The Wolf You Feed
I jumped way outside of my comfort zone today and attended a Powerflow Workshop at Shanti Hot Yoga. I am terrified of the word “Power”, it seems very intimidating and hard, probably way above my level of yoga skills. I avoid those classes for fear of looking like a wimp. Trying to head into it with an open mind was a little challenging, I was definitely having doubts about why I even signed up.
While I waited for class to start, the lady I was sitting beside said she was very unsure of her ability to make it through the workshop. Then another lady said the same thing. Then came a guy who made a joke about going to the back of the room just in case he needed to cry it out. You mean I’m not the only one who feels like this?!!? I was downright petrified about this workshop…I hoped for everyone’s sake that “Power” didn’t mean insanely-crazy-hard.
So the workshop starts and Stephanie brings us all together in a circle to have a quick intro and then begins to read the most inspiring story…
One evening an old Cherokee Indian told his grandson
about a battle that goes on inside people.
He said, ‘My son, the battle is between two ‘wolves’ inside us all.
One is Evil. It is anger, envy, jealousy, sorrow, regret, greed, arrogance, self-pity, guilt, resentment, inferiority, lies,
false pride, superiority, and ego.
The other is good. It is joy, peace, love, hope, serenity, humility, kindness, benevolence, empathy, generosity, truth, compassion and faith.’
The grandson thought about it for a minute and then asked his grandfather: ‘Which wolf wins?’
The old Cherokee simply replied, ‘The one you feed.’
Well, that was probably the first time I thought to myself “You can do this” in regards to anything revolving around a flow class. I generally find it overwhelming and exhausting. Like I just do not have the cardio capacity to deal with a flow class. And forget about following through with a flow, I collapse half way down with my spaghetti arms shaking the entire time. I get intimidated by the “pros” and often try to keep up…which we all know is a complete waste of time because you just tire yourself out and your breathing gets all out of whack. So in the spirit of feeding my inner wolf, I decided to have some faith in myself and, at the very least, take my time, pay attention to my form, try my hardest instead of just saying “I can’t” the entire class…and breathe!
Ok…I can do this! YES I CAN!
Stephanie gives us an overview of what a flow is supposed to look like. Five seconds in and I’m going huh!? That’s not really how I do it. What?! Maybe that’s my problem…I’ve been doing it wrong this entire time!! She showed us the proper way to position your chest, shoulders, ribs, and stomach to reduce the stress of your muscles. She showed us how to move through a flow so that our arms were in the right place. Proper alignment was something I was obviously lacking because within the first few flows I was actually doing it…with relative ease. I do modified flows from my knees, as I just haven’t build up enough strength *yet* but just the difference from say last week to today was huge! Fifteen minutes in and I’m already so glad I came.
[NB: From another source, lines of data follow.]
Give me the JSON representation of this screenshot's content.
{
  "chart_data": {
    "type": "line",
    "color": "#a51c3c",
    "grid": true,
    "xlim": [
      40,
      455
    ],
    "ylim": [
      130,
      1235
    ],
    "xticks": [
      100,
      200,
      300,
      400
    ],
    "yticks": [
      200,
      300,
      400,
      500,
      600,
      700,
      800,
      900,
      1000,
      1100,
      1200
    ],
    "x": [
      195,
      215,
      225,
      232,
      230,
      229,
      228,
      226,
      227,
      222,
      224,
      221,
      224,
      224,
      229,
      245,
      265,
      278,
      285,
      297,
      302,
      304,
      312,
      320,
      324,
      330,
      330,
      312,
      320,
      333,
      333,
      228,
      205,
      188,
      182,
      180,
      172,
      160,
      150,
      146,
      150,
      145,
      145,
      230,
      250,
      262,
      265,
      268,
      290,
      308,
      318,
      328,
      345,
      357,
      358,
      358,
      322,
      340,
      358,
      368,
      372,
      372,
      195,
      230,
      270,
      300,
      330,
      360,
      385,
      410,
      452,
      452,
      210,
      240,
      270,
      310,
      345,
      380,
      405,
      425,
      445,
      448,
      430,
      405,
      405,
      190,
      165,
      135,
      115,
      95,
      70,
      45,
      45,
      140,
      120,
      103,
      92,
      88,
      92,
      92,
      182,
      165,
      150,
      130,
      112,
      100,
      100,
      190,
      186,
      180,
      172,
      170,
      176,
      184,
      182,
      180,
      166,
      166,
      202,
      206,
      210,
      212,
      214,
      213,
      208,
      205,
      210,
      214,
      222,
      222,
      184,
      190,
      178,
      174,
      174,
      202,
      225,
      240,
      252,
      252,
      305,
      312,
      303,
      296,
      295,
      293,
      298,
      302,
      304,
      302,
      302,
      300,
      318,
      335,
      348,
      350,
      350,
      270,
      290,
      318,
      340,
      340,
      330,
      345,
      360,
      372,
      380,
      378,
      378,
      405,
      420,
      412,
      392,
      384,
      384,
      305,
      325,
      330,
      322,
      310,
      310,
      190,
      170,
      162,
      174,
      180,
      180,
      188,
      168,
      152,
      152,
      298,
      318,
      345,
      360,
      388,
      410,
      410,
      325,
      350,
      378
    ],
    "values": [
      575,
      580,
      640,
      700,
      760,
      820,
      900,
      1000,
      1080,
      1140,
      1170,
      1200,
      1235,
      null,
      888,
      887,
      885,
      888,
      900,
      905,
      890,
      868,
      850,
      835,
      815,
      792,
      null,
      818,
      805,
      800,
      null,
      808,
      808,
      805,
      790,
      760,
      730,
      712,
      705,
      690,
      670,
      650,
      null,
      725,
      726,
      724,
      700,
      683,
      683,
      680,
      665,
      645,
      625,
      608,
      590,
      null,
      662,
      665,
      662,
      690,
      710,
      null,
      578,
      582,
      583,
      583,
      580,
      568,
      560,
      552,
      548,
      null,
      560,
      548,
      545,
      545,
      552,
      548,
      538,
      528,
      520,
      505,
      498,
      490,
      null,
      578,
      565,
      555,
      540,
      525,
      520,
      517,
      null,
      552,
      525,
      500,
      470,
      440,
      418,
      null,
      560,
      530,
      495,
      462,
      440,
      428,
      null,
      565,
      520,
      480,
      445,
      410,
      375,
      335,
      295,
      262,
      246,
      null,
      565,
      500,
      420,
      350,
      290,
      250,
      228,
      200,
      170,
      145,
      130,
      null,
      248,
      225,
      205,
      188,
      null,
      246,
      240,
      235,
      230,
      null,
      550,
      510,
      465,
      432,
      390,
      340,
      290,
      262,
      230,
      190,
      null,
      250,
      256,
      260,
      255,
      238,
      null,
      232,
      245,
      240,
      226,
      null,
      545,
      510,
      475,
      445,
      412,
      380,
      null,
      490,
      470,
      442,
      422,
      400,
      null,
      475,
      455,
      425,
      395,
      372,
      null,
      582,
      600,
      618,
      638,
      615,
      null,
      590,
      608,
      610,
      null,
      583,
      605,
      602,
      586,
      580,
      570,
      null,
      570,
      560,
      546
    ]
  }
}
My inner wolf is very happy…
Next was some partner work. We are going to be in plank position while the partner holds our legs, then the partner is going to let go of one leg while you use your core strength to hold it up. Yeah, OK crazy yoga teacher. Ha ha ha. Funny. There’s no way…I can’t hold myself in plank for 30 seconds without wanting to cry and now I have to do it with someone else holding my legs and then letting one go?? I feel my inner, self-doubting, wolf rearing it’s ugly head. I hear my partner say “ready?”…NO! I feel my leg drop a wee bit, but then I realize I’m actually holding it up by myself. Well, hello stomach muscles! You may be buried under a few extra layers but I can feel you now! Oddly enough it all started to make sense…the more control you have of your core the easier you can complete a flow. Ding-ding-ding! Light bulb moment. I’m always so focused on my arms that I often forget about my stomach. Happy wolf is back!
We even attempted “crow”, which is definitely at the top of my list of poses I love to try. I’ve never been able to lift my feet, but I’m down to just balancing on my big toes though. Stephanie had us perch on a block to raise us up a little higher. World of difference. So much easier to get in to the pose, and before I knew it…up came my toes…for a nano-second but still…progress!!! We partnered up again and this time the partner stood by your head, and lifted your hips a bit to give you the security to get into the pose better. It was euphoric! Happy AND proud wolf is taking over!
We ended the workshop with a quick yoga practice, running through all the moves we had worked on. I will not proclaim to be a yoga superstar *yet* but I know for sure I improved my odds today! I did a two-hour Powerflow workshop and survived!!
I’m going to feed my good wolf before every class from now on. It’s amazing how easily you can fall into the evil trap of self-doubt or critical thinking. My evil wolf was definitely out in full force this morning but I’m going to box him up and bury him down somewhere around my big toe. It’s hours later and I still have that yoga-high from a workshop that I was nervous to attend…I’m official proof that “Power” doesn’t have to be scary…but it can be it can be powerful.